Here we present an over delayed surgical treatment of penile fracture during intercourse.

A 42-year-old patient presented to his local hospital emergency department complaining of penile injury during intercourse. He was admitted to the urology department with the diagnosis of penile fracture and was treated conservatively with ice packs, compression, antibiotics and anti-inflammatory. He was discharged after 9 days and visited a private urologist who confirmed the diagnosis with MRI and consulted the patient to prompt surgical repair.

The patient was operated in our hospital 23 days after the injury. Surgical exploration, after degloving the penis, revealed a 2-cm defect in the left corpus cavernosum, with an associated peri-cavernosal hematoma (Fig. 1, 2). The right corpus cavernosum and the urethra were intact. The hematoma was evacuated, and the defect was repaired with a 2-0 vicryl continuous inverting sutures.

The patient had an uneventful postoperative period and was advised to have his first sexual intercourse at 2 months. At 4-month, 12-month and 24-month follow-ups, the patient had no signs of erectile dysfunction, pain or deformity during erection.
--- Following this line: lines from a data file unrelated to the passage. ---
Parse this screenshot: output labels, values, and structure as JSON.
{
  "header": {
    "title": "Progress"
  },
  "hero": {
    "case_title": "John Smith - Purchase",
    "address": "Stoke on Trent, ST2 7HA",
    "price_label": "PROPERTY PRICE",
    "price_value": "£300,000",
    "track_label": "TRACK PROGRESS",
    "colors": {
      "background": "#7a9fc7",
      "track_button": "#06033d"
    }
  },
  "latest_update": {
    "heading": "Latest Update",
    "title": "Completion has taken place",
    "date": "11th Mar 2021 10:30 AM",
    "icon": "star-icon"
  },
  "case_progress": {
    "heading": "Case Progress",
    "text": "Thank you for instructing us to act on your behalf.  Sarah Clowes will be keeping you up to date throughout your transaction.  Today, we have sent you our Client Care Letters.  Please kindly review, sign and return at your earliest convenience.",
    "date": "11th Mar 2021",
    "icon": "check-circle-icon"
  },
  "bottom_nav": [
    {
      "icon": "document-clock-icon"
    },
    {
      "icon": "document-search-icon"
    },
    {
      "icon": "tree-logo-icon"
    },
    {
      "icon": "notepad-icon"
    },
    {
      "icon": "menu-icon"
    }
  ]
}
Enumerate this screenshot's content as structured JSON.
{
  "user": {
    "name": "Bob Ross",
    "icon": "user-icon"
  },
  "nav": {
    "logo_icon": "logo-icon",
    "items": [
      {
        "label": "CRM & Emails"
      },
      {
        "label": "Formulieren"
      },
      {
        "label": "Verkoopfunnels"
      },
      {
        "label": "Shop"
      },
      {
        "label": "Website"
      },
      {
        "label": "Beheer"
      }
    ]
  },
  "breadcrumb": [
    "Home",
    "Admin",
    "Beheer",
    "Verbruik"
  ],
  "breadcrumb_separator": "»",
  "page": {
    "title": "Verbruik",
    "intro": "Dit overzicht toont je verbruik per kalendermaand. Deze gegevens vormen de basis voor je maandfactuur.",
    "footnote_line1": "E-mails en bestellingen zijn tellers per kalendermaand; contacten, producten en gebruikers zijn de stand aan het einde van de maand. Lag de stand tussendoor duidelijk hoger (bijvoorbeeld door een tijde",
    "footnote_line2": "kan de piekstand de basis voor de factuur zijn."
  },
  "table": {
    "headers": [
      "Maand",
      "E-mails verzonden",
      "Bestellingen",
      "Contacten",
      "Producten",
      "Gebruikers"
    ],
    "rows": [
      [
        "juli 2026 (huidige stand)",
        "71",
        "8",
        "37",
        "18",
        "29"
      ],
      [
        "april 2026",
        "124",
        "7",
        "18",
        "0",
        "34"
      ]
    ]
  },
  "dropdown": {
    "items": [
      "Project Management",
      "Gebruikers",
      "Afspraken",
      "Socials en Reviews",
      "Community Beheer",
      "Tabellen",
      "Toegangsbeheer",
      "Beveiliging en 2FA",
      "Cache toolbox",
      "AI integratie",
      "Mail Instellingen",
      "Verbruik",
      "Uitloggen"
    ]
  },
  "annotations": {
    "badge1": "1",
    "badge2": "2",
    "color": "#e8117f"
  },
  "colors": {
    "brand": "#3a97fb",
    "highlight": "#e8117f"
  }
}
Penile fracture is known as the rupture of tunica albuginea of the corpus cavernosum while the penis is in the erect condition. The tunica albuginea is among the toughest of body fascias. It measures 2 mm in a flaccid penis and gets thinned out to 0.25 mm during erection [3]. It is considered as a rare urological emergency, rather highly underreported, due to the embarrassing nature of the condition.

Earlier studies favored conservative treatment for the traumatic rupture of the penis. However, due to the 10-30% of patients who, afterwards, experienced penile deformity, suboptimal erections and coitus difficulty, conservative management is the exception than the rule nowadays [7]. The World Health Organization is very clear on that: “all acute injuries to the tunica albuginea ought to be repaired immediately by surgical intervention”. Immediate surgical repair means within the first hours after the trauma. A large multicenter European study showed that delaying surgical intervention results in significantly impaired erectile function [4]. There is important data in the literature; on the other hand, that definitive therapy with excellent results is still possible after a considerable time period passed from the trauma without any increase in long-term complications [8,9,10].

Our patient presented 23 days after his trauma and, although we considered that long time as a contraindication for surgical repair, we proceeded in the operation. Patient's perfect condition 2 years after, justified our choice. We were not able to indentify case reports in the literature with such long delay for surgical treatment and consequent successful outcome. That case shows that there are not any “lost” cases and surgical treatment should always be offered to penile fracture, independently of delayed presentation.